Best way to select the ith smallest number of a delimited sequence of numbers

Question

Hi everyone. If I am given a certain set of numbers (which I store in a balanced binary search tree for easiness), then I want to answer a query that requires me to inform what is the ith smallest number between [A,B], what would be a fast algorithm to perform that task?

Technically I could traverse the tree from the root searching for A (or a number immediately greater than that if A not present), than backtrack searching for B (or a number smaller than B), and while doing that I could keep a counter for i, to determine when I would be at the ith number. But that does not seem optimal to me.

Can I perform this operation on O(log n), height of the tree that I'm using to store the universal set of numbers?

Thank you

Answer 1

You certainly can do that, if you can keep some information in nodes. To make traversal O(logn), we need for each node to know, how many nodes its right subtree has. (You can maintain this information and still have adding to/removing from tree in O(log(n)) time)

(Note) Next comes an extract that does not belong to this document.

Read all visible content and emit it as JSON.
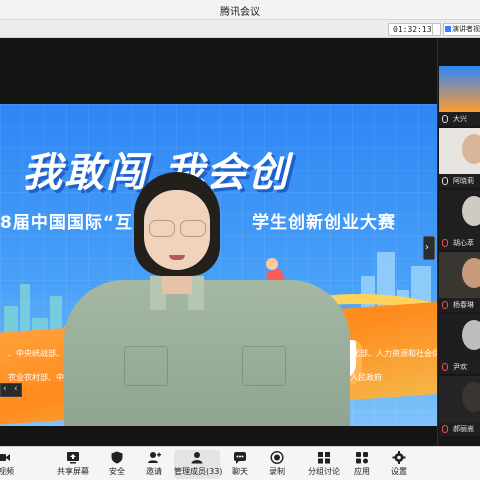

def search(currentNode, k)
    if k == 0 then
        return currentNode
    else if currentNode.rightBranchSize >= k then
        // we remove 1 from k because currentNode isn't considered anymore
        return search(currentNode.right, k - 1)
    else
        // we decrease k because currentNode and its whole right subtree aren't considered anymore
        return search(currentNode.parent, k - currentNode.rightBranchSize - 1)
    end
end

The code should be quite self-explanatory.
We start from currentNode being the first node with number >= A and look for k-th element (k is 0-based).

1. As schnaader in his comment, it would be easier to just traverse tree if k is small.
2. Most wide-spread libraries (like STL) won't allow you traverse tree in such way (they don't provide any kind of Node struct with pointers to left and right subtrees). So, although algorithm is simple, implementing it might be difficult.
3. It takes only little modification to consider B from your question.